Objective: The American Psychiatric Association (APA) identified Internet gaming disorder as a new potential psychiatric disorder and has recognized that little is known about the prevalence, validity, or cross-cultural robustness of proposed Internet gaming disorder criteria. In response to this gap in our understanding, the present study, a first for this research topic, estimated the period prevalence of this new potential psychiatric disorder using APA guidance, examined the validity of its proposed indicators, evaluated reliability cross-culturally and across genders, compared it to gold-standard research on gambling addiction and problem gaming, and estimated its impact on physical, social, and mental health.
Method: Four survey studies (N=18,932) with large international cohorts employed an open-science methodology wherein the analysis plans for confirmatory hypotheses were registered prior to data collection.
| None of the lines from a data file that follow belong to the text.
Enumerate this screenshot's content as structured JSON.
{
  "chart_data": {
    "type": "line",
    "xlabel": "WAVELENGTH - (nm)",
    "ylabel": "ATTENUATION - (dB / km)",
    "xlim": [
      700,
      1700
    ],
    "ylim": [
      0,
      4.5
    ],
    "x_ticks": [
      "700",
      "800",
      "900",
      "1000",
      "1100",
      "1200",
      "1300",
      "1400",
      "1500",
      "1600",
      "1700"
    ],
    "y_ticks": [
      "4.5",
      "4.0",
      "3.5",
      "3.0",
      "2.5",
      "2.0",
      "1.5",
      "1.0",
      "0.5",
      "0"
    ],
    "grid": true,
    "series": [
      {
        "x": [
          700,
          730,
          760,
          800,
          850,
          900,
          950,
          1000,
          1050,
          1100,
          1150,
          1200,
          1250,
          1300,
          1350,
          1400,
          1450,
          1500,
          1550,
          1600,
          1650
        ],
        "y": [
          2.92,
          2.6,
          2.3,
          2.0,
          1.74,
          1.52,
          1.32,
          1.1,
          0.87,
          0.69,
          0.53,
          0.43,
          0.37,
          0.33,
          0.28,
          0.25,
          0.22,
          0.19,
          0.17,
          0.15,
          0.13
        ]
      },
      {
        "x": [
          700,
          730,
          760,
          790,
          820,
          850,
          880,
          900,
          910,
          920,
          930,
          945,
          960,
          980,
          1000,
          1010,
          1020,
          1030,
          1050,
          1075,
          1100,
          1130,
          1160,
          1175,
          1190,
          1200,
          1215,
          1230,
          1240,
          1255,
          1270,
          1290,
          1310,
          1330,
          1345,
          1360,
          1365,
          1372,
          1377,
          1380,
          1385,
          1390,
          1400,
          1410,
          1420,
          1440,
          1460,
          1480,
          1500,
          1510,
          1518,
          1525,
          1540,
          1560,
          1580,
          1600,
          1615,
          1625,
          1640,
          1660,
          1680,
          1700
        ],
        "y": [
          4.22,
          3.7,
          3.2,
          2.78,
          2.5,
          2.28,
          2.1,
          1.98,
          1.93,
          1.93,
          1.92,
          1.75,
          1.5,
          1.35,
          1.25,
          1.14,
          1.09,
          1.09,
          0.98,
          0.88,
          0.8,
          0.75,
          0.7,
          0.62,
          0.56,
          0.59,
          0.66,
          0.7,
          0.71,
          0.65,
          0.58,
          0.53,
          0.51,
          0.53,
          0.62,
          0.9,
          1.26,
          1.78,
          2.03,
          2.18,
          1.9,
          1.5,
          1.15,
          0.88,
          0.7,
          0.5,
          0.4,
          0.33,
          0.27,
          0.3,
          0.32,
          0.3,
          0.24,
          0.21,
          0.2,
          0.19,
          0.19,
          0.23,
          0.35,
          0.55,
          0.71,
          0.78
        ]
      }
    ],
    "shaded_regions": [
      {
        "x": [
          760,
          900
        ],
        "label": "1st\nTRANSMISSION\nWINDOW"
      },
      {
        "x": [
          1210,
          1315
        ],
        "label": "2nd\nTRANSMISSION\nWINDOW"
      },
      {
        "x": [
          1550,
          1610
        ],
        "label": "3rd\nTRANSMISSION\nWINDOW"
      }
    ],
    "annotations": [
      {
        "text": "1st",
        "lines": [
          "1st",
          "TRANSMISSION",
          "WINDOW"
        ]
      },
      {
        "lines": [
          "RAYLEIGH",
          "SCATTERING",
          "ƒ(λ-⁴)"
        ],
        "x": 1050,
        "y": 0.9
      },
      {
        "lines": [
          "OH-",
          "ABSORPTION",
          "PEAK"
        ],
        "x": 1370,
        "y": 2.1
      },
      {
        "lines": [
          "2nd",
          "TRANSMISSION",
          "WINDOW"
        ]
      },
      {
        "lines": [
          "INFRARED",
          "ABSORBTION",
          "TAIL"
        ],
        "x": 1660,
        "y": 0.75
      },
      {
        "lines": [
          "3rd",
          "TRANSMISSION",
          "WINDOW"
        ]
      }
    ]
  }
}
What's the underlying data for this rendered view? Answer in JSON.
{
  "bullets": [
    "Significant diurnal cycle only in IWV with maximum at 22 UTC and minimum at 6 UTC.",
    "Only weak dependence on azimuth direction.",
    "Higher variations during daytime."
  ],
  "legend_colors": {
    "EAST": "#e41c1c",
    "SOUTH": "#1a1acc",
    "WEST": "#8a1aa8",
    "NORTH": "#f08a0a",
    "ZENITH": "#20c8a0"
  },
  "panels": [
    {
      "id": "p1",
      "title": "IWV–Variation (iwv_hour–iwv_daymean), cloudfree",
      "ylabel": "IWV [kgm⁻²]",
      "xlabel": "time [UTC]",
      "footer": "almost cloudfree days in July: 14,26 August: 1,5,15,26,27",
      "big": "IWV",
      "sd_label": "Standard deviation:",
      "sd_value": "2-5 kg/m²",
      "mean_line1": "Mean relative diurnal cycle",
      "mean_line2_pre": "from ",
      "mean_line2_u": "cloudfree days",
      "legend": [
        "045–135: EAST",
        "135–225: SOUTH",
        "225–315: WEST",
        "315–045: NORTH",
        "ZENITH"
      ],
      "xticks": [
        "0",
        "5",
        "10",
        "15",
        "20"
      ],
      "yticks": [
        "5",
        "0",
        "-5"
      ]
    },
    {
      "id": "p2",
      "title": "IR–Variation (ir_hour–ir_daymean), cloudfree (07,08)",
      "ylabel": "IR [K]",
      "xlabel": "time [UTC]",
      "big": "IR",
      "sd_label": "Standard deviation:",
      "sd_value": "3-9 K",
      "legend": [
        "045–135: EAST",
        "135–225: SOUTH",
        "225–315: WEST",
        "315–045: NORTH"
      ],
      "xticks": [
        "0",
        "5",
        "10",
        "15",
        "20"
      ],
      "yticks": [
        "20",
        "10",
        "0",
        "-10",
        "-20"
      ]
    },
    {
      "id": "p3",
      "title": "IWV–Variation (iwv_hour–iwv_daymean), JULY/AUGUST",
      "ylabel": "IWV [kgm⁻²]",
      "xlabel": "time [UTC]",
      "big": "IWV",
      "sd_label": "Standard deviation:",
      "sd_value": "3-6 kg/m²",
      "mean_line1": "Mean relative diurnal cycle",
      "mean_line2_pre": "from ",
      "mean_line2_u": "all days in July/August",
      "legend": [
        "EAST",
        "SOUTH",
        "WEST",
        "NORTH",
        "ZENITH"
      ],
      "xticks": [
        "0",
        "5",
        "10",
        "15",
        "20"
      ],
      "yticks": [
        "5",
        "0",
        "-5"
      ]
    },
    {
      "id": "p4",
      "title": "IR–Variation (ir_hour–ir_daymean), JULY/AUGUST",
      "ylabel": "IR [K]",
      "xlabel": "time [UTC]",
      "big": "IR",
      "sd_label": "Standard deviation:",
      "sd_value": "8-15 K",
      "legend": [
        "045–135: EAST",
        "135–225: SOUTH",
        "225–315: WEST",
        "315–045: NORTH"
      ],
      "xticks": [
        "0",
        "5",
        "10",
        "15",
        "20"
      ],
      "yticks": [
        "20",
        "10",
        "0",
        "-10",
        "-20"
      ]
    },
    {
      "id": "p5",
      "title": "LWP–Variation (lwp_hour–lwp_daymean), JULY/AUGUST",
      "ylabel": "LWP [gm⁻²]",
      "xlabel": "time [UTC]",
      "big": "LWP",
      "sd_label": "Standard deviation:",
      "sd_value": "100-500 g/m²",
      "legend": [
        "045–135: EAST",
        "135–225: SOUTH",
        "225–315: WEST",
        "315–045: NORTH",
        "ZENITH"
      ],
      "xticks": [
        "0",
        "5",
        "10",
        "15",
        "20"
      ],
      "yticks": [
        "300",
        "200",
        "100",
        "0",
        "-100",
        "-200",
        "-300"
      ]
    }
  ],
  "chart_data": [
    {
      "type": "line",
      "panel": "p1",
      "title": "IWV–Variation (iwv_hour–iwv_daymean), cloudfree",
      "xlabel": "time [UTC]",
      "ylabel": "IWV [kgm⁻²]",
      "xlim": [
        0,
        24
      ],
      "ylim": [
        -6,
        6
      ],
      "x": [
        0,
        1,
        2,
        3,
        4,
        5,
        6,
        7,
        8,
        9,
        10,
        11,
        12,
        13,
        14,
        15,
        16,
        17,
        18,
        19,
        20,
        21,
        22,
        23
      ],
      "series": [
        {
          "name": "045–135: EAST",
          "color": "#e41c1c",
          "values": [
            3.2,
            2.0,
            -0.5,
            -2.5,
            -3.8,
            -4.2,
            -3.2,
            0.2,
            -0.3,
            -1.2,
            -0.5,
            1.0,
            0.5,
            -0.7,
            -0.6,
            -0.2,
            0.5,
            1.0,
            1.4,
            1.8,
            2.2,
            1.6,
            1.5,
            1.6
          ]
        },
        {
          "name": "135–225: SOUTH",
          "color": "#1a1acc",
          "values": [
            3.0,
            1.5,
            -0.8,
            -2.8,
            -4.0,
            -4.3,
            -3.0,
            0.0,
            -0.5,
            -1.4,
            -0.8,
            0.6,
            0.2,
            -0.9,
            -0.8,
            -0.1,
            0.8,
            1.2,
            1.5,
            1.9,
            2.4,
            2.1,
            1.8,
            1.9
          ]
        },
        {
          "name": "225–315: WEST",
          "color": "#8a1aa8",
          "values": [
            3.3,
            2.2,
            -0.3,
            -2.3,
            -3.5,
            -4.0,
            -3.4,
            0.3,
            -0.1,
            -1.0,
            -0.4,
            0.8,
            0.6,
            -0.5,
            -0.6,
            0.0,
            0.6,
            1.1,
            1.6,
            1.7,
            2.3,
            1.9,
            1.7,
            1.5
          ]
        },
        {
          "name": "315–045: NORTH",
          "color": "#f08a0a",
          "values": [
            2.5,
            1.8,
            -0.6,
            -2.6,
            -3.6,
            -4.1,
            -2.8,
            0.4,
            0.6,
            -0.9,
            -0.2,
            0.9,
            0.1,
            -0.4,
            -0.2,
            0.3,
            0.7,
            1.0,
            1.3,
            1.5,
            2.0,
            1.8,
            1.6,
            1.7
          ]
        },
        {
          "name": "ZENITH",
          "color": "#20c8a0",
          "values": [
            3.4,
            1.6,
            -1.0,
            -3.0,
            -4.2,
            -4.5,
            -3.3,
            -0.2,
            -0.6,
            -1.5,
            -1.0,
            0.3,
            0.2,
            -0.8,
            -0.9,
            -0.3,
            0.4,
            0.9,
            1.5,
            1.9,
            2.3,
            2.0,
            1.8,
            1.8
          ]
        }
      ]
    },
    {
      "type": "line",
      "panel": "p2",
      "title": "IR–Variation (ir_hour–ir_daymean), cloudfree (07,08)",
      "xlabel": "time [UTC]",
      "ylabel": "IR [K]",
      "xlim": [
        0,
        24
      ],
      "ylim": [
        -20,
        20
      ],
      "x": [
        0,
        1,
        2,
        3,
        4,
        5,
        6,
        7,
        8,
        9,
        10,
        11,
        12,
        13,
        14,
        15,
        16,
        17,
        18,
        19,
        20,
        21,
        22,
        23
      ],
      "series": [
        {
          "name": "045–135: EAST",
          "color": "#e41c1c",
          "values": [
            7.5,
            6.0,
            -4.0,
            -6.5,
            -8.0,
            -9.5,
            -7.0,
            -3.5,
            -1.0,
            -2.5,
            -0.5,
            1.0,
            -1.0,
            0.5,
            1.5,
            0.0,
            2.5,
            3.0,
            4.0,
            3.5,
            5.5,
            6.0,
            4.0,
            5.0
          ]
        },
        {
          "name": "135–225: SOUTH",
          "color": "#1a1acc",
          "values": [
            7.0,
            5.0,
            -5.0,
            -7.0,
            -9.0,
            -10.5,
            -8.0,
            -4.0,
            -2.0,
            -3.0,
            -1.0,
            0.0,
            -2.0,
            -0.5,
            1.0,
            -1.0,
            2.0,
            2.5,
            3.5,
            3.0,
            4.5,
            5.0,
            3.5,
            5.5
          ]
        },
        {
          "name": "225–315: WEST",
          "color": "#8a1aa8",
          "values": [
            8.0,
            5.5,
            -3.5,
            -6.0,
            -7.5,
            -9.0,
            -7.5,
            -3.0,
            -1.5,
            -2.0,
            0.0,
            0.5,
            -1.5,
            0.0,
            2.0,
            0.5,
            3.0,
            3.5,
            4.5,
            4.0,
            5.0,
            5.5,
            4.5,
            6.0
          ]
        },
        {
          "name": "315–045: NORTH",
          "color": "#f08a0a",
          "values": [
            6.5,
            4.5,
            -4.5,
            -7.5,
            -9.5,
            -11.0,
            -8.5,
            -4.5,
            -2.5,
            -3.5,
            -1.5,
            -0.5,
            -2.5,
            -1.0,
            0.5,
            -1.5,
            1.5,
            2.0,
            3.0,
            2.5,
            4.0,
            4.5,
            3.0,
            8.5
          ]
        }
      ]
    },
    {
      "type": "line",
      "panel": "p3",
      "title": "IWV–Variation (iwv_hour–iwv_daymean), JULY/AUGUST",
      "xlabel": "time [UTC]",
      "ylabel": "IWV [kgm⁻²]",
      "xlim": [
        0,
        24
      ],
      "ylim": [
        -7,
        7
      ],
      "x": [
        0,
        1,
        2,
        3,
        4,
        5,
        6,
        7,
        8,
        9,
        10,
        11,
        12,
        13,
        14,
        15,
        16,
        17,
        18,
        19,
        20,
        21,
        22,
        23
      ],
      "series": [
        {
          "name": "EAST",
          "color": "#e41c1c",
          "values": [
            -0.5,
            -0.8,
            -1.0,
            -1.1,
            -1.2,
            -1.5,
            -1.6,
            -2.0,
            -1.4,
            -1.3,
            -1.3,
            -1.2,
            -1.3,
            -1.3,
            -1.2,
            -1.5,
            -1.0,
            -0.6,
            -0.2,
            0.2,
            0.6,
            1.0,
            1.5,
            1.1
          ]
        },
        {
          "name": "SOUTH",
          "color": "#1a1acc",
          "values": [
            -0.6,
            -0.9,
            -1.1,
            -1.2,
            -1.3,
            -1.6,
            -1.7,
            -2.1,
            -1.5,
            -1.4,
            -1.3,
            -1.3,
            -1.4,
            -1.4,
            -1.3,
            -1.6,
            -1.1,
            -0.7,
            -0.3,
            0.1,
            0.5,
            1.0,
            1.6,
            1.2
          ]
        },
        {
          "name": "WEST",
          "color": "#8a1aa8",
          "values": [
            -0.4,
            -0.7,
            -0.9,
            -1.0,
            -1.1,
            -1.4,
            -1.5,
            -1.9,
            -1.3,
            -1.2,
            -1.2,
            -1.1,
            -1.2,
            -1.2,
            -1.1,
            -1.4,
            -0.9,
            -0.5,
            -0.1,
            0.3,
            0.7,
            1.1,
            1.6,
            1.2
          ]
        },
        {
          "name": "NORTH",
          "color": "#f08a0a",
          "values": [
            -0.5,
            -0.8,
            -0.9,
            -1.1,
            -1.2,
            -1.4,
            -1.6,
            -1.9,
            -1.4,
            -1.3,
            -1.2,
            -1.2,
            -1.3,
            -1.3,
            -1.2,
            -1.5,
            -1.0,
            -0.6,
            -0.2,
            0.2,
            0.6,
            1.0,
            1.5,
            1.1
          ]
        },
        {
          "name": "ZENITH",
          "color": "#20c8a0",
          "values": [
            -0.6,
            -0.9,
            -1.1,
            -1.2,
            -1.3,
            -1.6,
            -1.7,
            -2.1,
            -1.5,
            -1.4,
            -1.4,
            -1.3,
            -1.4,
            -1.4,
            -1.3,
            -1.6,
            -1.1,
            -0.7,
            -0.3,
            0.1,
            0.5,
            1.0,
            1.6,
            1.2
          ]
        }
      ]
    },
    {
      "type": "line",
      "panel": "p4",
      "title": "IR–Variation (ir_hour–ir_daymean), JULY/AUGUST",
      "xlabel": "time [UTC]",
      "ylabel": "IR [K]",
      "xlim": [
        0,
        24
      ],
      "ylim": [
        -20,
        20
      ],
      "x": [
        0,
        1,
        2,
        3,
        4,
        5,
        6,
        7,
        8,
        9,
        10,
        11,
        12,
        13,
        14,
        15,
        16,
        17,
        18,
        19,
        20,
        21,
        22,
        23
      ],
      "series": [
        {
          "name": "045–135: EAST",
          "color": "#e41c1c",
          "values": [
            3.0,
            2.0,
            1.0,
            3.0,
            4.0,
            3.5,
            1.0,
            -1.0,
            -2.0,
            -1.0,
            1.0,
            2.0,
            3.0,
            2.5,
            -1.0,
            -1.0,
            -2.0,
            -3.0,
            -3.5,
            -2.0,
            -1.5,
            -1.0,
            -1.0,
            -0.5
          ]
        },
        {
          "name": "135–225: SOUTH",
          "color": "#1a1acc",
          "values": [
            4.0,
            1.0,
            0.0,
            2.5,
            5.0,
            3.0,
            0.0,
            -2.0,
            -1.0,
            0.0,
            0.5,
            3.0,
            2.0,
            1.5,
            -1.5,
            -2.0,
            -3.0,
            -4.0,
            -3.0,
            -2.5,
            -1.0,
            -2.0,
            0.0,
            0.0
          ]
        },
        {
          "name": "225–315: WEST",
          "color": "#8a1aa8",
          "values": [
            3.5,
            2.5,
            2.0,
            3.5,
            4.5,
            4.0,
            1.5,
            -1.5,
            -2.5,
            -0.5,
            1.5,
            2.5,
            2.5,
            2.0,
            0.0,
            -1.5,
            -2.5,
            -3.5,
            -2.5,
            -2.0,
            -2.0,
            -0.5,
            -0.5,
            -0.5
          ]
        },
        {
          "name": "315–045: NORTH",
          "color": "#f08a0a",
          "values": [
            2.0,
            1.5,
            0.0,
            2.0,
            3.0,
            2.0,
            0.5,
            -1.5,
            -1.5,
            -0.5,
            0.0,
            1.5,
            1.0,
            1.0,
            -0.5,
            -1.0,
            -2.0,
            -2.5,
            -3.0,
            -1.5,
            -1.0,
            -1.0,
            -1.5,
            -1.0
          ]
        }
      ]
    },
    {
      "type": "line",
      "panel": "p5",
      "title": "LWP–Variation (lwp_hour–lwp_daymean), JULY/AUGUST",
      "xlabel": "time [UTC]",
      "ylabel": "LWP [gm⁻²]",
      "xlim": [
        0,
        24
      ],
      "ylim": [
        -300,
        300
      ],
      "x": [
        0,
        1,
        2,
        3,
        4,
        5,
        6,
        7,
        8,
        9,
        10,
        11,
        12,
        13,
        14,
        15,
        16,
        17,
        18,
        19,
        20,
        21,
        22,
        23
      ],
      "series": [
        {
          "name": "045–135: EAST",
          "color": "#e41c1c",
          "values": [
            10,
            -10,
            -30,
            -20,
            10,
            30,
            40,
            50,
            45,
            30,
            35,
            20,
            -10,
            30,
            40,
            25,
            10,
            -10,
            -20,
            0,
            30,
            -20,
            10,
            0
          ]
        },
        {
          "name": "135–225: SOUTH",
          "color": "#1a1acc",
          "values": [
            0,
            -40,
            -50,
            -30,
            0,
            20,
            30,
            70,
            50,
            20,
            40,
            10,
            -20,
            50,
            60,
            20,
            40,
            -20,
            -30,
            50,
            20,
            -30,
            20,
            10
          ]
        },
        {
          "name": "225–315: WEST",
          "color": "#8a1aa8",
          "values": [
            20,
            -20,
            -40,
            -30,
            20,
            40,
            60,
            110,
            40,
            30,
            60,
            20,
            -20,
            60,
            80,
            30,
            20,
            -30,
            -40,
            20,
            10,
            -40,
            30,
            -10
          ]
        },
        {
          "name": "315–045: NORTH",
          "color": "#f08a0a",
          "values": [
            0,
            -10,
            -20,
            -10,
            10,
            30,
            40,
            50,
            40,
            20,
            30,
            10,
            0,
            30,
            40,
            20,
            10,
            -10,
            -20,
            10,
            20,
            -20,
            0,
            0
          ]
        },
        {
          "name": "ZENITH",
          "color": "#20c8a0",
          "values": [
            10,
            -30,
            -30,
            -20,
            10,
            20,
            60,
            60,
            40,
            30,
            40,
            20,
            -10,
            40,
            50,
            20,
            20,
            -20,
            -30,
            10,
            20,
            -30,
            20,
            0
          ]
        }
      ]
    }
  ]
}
Results: Among those who played games, more than 2 out of 3 did not report any symptoms of Internet gaming disorder, and findings showed that a very small proportion of the general population (between 0.3% and 1.0%) might qualify for a potential acute diagnosis of Internet gaming disorder. Comparison to gambling disorder revealed that Internet-based games may be significantly less addictive than gambling and similarly dysregulating as electronic games more generally.
Conclusions: The evidence linking Internet gaming disorder to game engagement was strong, but links to physical, social, and mental health outcomes were decidedly mixed.
Keywords: Computers; Diagnosis And Classification; Tests/Interviews-Psychometric.